Gündem

Blok zinciri, NFT ve sanata etkileri

Christie’s gibi köklü bir müzayede evinin ilk kez tamamıyla dijital bir sanat eseri için açık artırma açmasını sanat camiasındaki dijital dönüşümün başlangıcı olarak görebiliriz.

Beeple olarak bilinen sanatçının çalışmaları, Ethereum blok zinciri tarafından desteklenen sanal bir dünya olan cryptovoxels.com içindeki sanal müzelerde sergileniyor.

Blok zinciri (Blockchain) nedir?

Blok zinciri karmaşık görünebilir, fakat temel konsepti oldukça basittir. Bir veri tabanı türü olan, Blok zincirini anlayabilmek için, öncelikle bir veri tabanının ne olduğunu bilmemiz gerekir. Blok zincirini gerçekten de bloklardan oluşan ve birbirine zincirlerle bağlı bir mekanizma olarak düşünebiliriz. Bu zincirde yer alan blokların her biri, içinde birtakım veriler barındırır ve bu veriler herkese açık olarak bloklara işlenir, bloklara bir kez işlenen veriler geri alınamaz ve işlenen bilgiler bloklarda kayıt altında tutulur. Bir bloğa kaydedilen veri bu bloğun hangi tür blok zincirinden olduğuna göre değişiklik göstermektedir. Örneğin Bitcoin, blok zincirinde para transferi işlemiyle ilgili olarak, gönderen, alıcı ve para miktarı verileri işlenir.

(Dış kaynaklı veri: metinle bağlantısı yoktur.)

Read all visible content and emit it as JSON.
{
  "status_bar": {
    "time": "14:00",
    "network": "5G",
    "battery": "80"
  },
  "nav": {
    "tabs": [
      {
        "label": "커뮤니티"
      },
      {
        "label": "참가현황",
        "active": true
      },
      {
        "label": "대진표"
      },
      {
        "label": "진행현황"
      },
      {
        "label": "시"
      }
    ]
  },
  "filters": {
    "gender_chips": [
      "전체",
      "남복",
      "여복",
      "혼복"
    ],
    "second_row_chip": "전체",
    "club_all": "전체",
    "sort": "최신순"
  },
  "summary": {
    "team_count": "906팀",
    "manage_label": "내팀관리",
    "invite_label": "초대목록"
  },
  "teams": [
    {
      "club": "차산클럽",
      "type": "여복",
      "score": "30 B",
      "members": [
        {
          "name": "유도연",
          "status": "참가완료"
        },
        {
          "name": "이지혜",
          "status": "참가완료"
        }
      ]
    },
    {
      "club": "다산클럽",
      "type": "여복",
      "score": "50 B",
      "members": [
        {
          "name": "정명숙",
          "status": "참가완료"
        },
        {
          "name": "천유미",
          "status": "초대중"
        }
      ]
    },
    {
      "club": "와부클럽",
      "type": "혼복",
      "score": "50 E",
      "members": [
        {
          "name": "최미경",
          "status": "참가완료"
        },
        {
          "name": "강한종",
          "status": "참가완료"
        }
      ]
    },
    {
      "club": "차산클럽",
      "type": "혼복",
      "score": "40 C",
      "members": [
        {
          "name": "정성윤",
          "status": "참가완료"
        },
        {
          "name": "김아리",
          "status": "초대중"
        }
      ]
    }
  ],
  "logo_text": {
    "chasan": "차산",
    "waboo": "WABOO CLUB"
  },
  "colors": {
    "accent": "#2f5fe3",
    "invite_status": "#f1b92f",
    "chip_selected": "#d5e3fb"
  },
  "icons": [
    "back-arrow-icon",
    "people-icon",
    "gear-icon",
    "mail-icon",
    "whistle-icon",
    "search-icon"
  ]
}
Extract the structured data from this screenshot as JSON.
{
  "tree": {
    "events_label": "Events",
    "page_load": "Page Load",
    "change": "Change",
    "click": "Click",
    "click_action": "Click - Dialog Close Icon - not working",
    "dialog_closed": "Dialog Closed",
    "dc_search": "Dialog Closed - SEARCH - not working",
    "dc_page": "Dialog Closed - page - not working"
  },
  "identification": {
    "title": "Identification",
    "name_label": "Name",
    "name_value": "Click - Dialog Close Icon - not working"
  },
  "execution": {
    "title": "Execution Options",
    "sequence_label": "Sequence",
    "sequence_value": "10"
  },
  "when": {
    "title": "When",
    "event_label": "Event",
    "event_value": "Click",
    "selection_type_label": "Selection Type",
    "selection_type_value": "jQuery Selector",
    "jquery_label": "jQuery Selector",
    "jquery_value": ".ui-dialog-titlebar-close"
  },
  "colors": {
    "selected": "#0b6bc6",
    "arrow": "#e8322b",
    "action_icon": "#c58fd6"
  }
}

Her bir blok parmak izi gibi her kendine özgü bir kod (hash) ve önceki bloğun kodunu taşır. Bloklara işlenen her yeni bilgi bloktaki parmak izini yani blokların kodlarını da değiştirmektedir. Bloğun kendine özgü kodu, bir bloktaki değişiklikleri takip etmek için oldukça kullanışlıdır. Bloktaki kayıtlı veride bir değişiklik olması durumunda bloğun kodu yeniden hesaplanarak farklı bir koda yani farklı bir bloğa dönüşmektedir. Birbirine bağlı olan bu blokların her biri kendinden önceki bloğun kod bilgisini de bloğa veri olarak işlemektedir, bu da blok zincirini oldukça güvenli bir hale getirmektedir. Başka bir deyişle her bir bloğa işlenen verinin yetkisiz bir kişi tarafından değiştirilebilmesi için, kayıt sistemindeki tüm blokların değiştirilmesi gerekmektedir, bu değişikliğin yapılabilme ihtimali neredeyse imkânsızdır. Yeni blokların zincire eklenmesi ise onaylama işlemine yani, bilgisayarın bu yeni bloktaki verileri ve zincirle bağlanacağı diğer bloğun verilerini hesaplamasına ve onaylamasına bağlıdır. Bitcoin örneğine baktığımızda verilerinin hesaplanmasının ve onaylanmasının süresi yaklaşık olarak 10 dakikadır.

Her bir bloğa özgü kod sistemi ve blok zincirindeki onaya tabi işlem dışında blok zincirinin güvenliğini sağlayan diğer bir mekanizma ise kullanıcılar tarafından aktif olarak yaygın bir biçimde kullanımının sağlanmasıdır. Blok zinciri, zincirin yönetiminde tüzel bir kişiye ihtiyaç olmaksızın doğrudan kişiler arasında kripto para transfer işlemine olanak tanımaktadır. Eşten-eşe ağa (peer to peer network), her yeni katılan kişi bu zincirdeki işlemlerin tam kopyasını elde etmektedir. Böylece zincirde yaratılan her yeni blok, ağda yer alan tüm kullanıcıların zincirlerine de gitmektedir. Zincire yeni eklenecek olan hangi blokların geçerli hangilerinin geçersiz olduğu ağda yer alan kullanıcıların zincirleri arasında sağlanan uzlaşmayla güvence altındadır. Uzlaşma, yani dürüst düğüm (node) zincire eklenen blokların verilerinin bilgisayar tarafından hesaplaması ve onaylaması sayesinde yaratılmaya çalışılan sahte bloklar ağdaki diğer kullanıcıların zincirleri tarafından reddedilecektir.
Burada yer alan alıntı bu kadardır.